Randy Cunneyworth - I'm proud to be offered this job. I know I'll have plenty of help from a great staff. It's an honour to be the coach of this team.
- My message will be that players have to get back to doing the things they're capable of. We need to get more out of individual players. It has a lot to do about execution. All players have to be on board as a team instead of trying to do things on their own. In terms of communication, my role is to make players understand more of what's expected from them. We need to get players to reach their potential and these expectations.
- I hope my coaching style is similar to the way I played. It's important our team competes in all areas and that everyone is involved.
- One of our biggest assets is our speed. We're not the biggest team, but we move the puck well. I ask players to play to that.
- Players jobs are to go out and take care of their own responsibilities. But they're also part of a team, and as such, they must be accountable.

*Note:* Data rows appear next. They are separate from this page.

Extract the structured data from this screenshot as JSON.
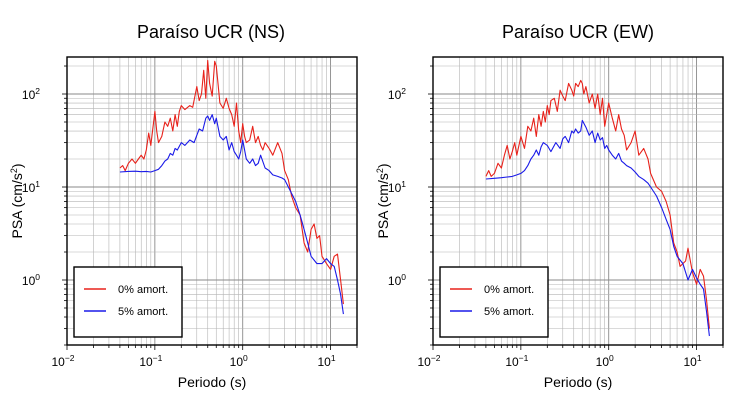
{
  "chart_data": [
    {
      "type": "line",
      "title": "Paraíso UCR (NS)",
      "xlabel": "Periodo (s)",
      "ylabel": "PSA (cm/s",
      "ylabel_sup": "2",
      "ylabel_close": ")",
      "x_scale": "log",
      "y_scale": "log",
      "xlim": [
        0.01,
        20
      ],
      "ylim": [
        0.2,
        250
      ],
      "x_ticks": [
        {
          "value": 0.01,
          "base": "10",
          "exp": "−2"
        },
        {
          "value": 0.1,
          "base": "10",
          "exp": "−1"
        },
        {
          "value": 1,
          "base": "10",
          "exp": "0"
        },
        {
          "value": 10,
          "base": "10",
          "exp": "1"
        }
      ],
      "y_ticks": [
        {
          "value": 1,
          "base": "10",
          "exp": "0"
        },
        {
          "value": 10,
          "base": "10",
          "exp": "1"
        },
        {
          "value": 100,
          "base": "10",
          "exp": "2"
        }
      ],
      "grid": true,
      "legend_position": "bottom-left",
      "series": [
        {
          "name": "0% amort.",
          "color": "#e8221b",
          "x": [
            0.04,
            0.043,
            0.046,
            0.05,
            0.055,
            0.06,
            0.065,
            0.07,
            0.075,
            0.08,
            0.085,
            0.09,
            0.1,
            0.105,
            0.11,
            0.12,
            0.13,
            0.14,
            0.15,
            0.16,
            0.17,
            0.18,
            0.19,
            0.2,
            0.22,
            0.25,
            0.27,
            0.3,
            0.32,
            0.34,
            0.36,
            0.38,
            0.4,
            0.42,
            0.45,
            0.48,
            0.5,
            0.55,
            0.6,
            0.65,
            0.7,
            0.75,
            0.8,
            0.85,
            0.9,
            0.95,
            1.0,
            1.05,
            1.1,
            1.2,
            1.3,
            1.4,
            1.5,
            1.6,
            1.7,
            1.8,
            2.0,
            2.2,
            2.5,
            2.8,
            3.0,
            3.3,
            3.6,
            4.0,
            4.5,
            5.0,
            5.5,
            6.0,
            6.5,
            7.0,
            7.5,
            8.0,
            9.0,
            10.0,
            11.0,
            12.0,
            13.0,
            14.0
          ],
          "y": [
            16,
            17,
            15,
            18,
            20,
            18,
            20,
            22,
            20,
            25,
            38,
            28,
            65,
            40,
            30,
            35,
            50,
            45,
            55,
            40,
            60,
            45,
            65,
            75,
            68,
            75,
            72,
            120,
            85,
            100,
            180,
            90,
            230,
            130,
            95,
            225,
            200,
            80,
            70,
            90,
            70,
            60,
            45,
            80,
            40,
            30,
            48,
            35,
            30,
            32,
            45,
            30,
            35,
            28,
            25,
            30,
            26,
            22,
            30,
            23,
            15,
            12,
            8,
            6,
            5,
            2.5,
            2,
            3.5,
            4,
            2.8,
            3,
            1.8,
            1.5,
            1.3,
            1.8,
            1.9,
            1.0,
            0.55
          ]
        },
        {
          "name": "5% amort.",
          "color": "#1a1ae8",
          "x": [
            0.04,
            0.05,
            0.06,
            0.07,
            0.08,
            0.09,
            0.1,
            0.11,
            0.12,
            0.13,
            0.14,
            0.15,
            0.16,
            0.17,
            0.18,
            0.2,
            0.22,
            0.25,
            0.28,
            0.3,
            0.32,
            0.35,
            0.38,
            0.4,
            0.42,
            0.45,
            0.48,
            0.5,
            0.55,
            0.6,
            0.65,
            0.7,
            0.75,
            0.8,
            0.85,
            0.9,
            0.95,
            1.0,
            1.1,
            1.2,
            1.3,
            1.4,
            1.5,
            1.6,
            1.8,
            2.0,
            2.2,
            2.5,
            2.8,
            3.0,
            3.5,
            4.0,
            4.5,
            5.0,
            5.5,
            6.0,
            7.0,
            8.0,
            9.0,
            10.0,
            11.0,
            12.0,
            13.0,
            14.0
          ],
          "y": [
            14.5,
            14.7,
            14.8,
            14.6,
            14.7,
            14.5,
            15,
            15.5,
            17,
            19,
            20,
            23,
            22,
            26,
            25,
            30,
            28,
            32,
            30,
            36,
            42,
            40,
            55,
            58,
            52,
            60,
            48,
            55,
            35,
            32,
            35,
            25,
            30,
            24,
            22,
            20,
            24,
            32,
            20,
            18,
            20,
            17,
            18,
            22,
            16,
            15,
            13.5,
            13,
            12.5,
            12,
            9,
            7,
            5,
            3.5,
            2.5,
            1.8,
            1.5,
            1.5,
            1.7,
            1.5,
            1.4,
            1.0,
            0.7,
            0.43
          ]
        }
      ]
    },
    {
      "type": "line",
      "title": "Paraíso UCR (EW)",
      "xlabel": "Periodo (s)",
      "ylabel": "PSA (cm/s",
      "ylabel_sup": "2",
      "ylabel_close": ")",
      "x_scale": "log",
      "y_scale": "log",
      "xlim": [
        0.01,
        20
      ],
      "ylim": [
        0.2,
        250
      ],
      "x_ticks": [
        {
          "value": 0.01,
          "base": "10",
          "exp": "−2"
        },
        {
          "value": 0.1,
          "base": "10",
          "exp": "−1"
        },
        {
          "value": 1,
          "base": "10",
          "exp": "0"
        },
        {
          "value": 10,
          "base": "10",
          "exp": "1"
        }
      ],
      "y_ticks": [
        {
          "value": 1,
          "base": "10",
          "exp": "0"
        },
        {
          "value": 10,
          "base": "10",
          "exp": "1"
        },
        {
          "value": 100,
          "base": "10",
          "exp": "2"
        }
      ],
      "grid": true,
      "legend_position": "bottom-left",
      "series": [
        {
          "name": "0% amort.",
          "color": "#e8221b",
          "x": [
            0.04,
            0.043,
            0.046,
            0.05,
            0.055,
            0.06,
            0.065,
            0.07,
            0.075,
            0.08,
            0.085,
            0.09,
            0.1,
            0.11,
            0.12,
            0.13,
            0.14,
            0.15,
            0.16,
            0.17,
            0.18,
            0.19,
            0.2,
            0.21,
            0.22,
            0.24,
            0.26,
            0.28,
            0.3,
            0.32,
            0.35,
            0.38,
            0.4,
            0.42,
            0.45,
            0.48,
            0.5,
            0.52,
            0.55,
            0.6,
            0.65,
            0.7,
            0.75,
            0.8,
            0.85,
            0.9,
            0.95,
            1.0,
            1.1,
            1.2,
            1.3,
            1.4,
            1.5,
            1.6,
            1.8,
            2.0,
            2.2,
            2.5,
            2.8,
            3.0,
            3.5,
            4.0,
            4.5,
            5.0,
            5.5,
            6.0,
            6.5,
            7.0,
            7.5,
            8.0,
            9.0,
            10.0,
            11.0,
            12.0,
            13.0,
            14.0
          ],
          "y": [
            13,
            15,
            13,
            14,
            18,
            16,
            22,
            28,
            20,
            24,
            30,
            22,
            35,
            26,
            45,
            40,
            55,
            35,
            60,
            45,
            65,
            50,
            75,
            60,
            85,
            90,
            65,
            110,
            95,
            85,
            130,
            110,
            95,
            130,
            120,
            140,
            130,
            100,
            120,
            80,
            100,
            70,
            100,
            60,
            90,
            45,
            60,
            80,
            55,
            40,
            60,
            42,
            36,
            25,
            30,
            40,
            22,
            26,
            20,
            14,
            10,
            9,
            7,
            5,
            2.5,
            2.0,
            1.4,
            1.5,
            1.6,
            2.2,
            1.2,
            0.9,
            1.3,
            1.1,
            0.6,
            0.3
          ]
        },
        {
          "name": "5% amort.",
          "color": "#1a1ae8",
          "x": [
            0.04,
            0.05,
            0.06,
            0.07,
            0.08,
            0.09,
            0.1,
            0.11,
            0.12,
            0.13,
            0.14,
            0.15,
            0.16,
            0.17,
            0.18,
            0.2,
            0.22,
            0.25,
            0.28,
            0.3,
            0.32,
            0.35,
            0.38,
            0.4,
            0.42,
            0.45,
            0.48,
            0.5,
            0.55,
            0.6,
            0.65,
            0.7,
            0.75,
            0.8,
            0.85,
            0.9,
            0.95,
            1.0,
            1.1,
            1.2,
            1.3,
            1.4,
            1.5,
            1.6,
            1.8,
            2.0,
            2.2,
            2.5,
            2.8,
            3.0,
            3.5,
            4.0,
            4.5,
            5.0,
            5.5,
            6.0,
            7.0,
            8.0,
            9.0,
            10.0,
            11.0,
            12.0,
            13.0,
            14.0
          ],
          "y": [
            12.2,
            12.4,
            12.6,
            12.8,
            13,
            13.5,
            14,
            15,
            17,
            20,
            22,
            25,
            22,
            27,
            30,
            28,
            24,
            30,
            26,
            33,
            35,
            30,
            40,
            38,
            42,
            38,
            40,
            52,
            44,
            36,
            40,
            30,
            38,
            32,
            34,
            26,
            28,
            25,
            22,
            20,
            23,
            19,
            18,
            17,
            16,
            14.5,
            13,
            12,
            11,
            10,
            8,
            6,
            4.5,
            3.5,
            2.3,
            1.8,
            1.5,
            1.0,
            1.3,
            1.05,
            0.9,
            0.8,
            0.45,
            0.25
          ]
        }
      ]
    }
  ]
}
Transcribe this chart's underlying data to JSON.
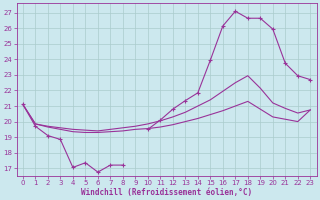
{
  "bg_color": "#cce8ee",
  "grid_color": "#aacccc",
  "line_color": "#993399",
  "xlabel": "Windchill (Refroidissement éolien,°C)",
  "x_ticks": [
    0,
    1,
    2,
    3,
    4,
    5,
    6,
    7,
    8,
    9,
    10,
    11,
    12,
    13,
    14,
    15,
    16,
    17,
    18,
    19,
    20,
    21,
    22,
    23
  ],
  "y_ticks": [
    17,
    18,
    19,
    20,
    21,
    22,
    23,
    24,
    25,
    26,
    27
  ],
  "ylim": [
    16.5,
    27.6
  ],
  "xlim": [
    -0.5,
    23.5
  ],
  "series_main": [
    21.1,
    19.7,
    19.1,
    18.85,
    17.05,
    17.35,
    16.75,
    17.2,
    17.2,
    null,
    19.5,
    20.1,
    20.8,
    21.35,
    21.85,
    23.95,
    26.15,
    27.1,
    26.65,
    26.65,
    25.95,
    23.75,
    22.95,
    22.7
  ],
  "series_mid": [
    21.1,
    19.85,
    19.7,
    19.6,
    19.5,
    19.45,
    19.4,
    19.5,
    19.6,
    19.7,
    19.85,
    20.05,
    20.3,
    20.6,
    21.0,
    21.4,
    21.95,
    22.5,
    22.95,
    22.15,
    21.2,
    20.85,
    20.55,
    20.75
  ],
  "series_low": [
    21.1,
    19.85,
    19.65,
    19.5,
    19.35,
    19.3,
    19.3,
    19.35,
    19.4,
    19.5,
    19.55,
    19.65,
    19.8,
    20.0,
    20.2,
    20.45,
    20.7,
    21.0,
    21.3,
    20.8,
    20.3,
    20.15,
    20.0,
    20.75
  ]
}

- I haven't thought through taking lessons or anything yet, but I will do my best to keep improving my French. I'm Canadian, so I took some in school. Being exposed to conversations in all of our meetings, you can't help but learn some.
So, why was Jacques Martin fired? He's not entirely incompetent at the job, but he was not a good fit for this team. Martin is a veteran's coach, and one with an old school defensive style. It's not the right fit for a young, skilled, puck-moving team like the Canadiens.
I've documented many of his faults this season in a number of articles:
- "But... I Can Change" (December 16)
- "Remember, remember the third of December" (December 2)
- "Are Jacques Martin's Days Numbered?" (December 1)
- "Your Canadiens: Where Do We Go From Here?" (October 23)
- "Trying to Understand Jacques Martin's Lines" (October 5)
But perhaps his biggest foul this season has been the way he has handled the press at times. No coach in the league has been quicker to jump to blame his players for losses, calling them out by name on a regular basis. And yet it was always the team's rookies and youngest players who were singled out, as opposed to the struggling veterans being paid to lead this team but failing to do so.
Habs fans can only hope that some players were waiting on a move like this. That a change in coach will spark the team more than, say, Kirk Muller has in Carolina. Time will tell. But either way, if you ask me, this is a good day for the future of the club.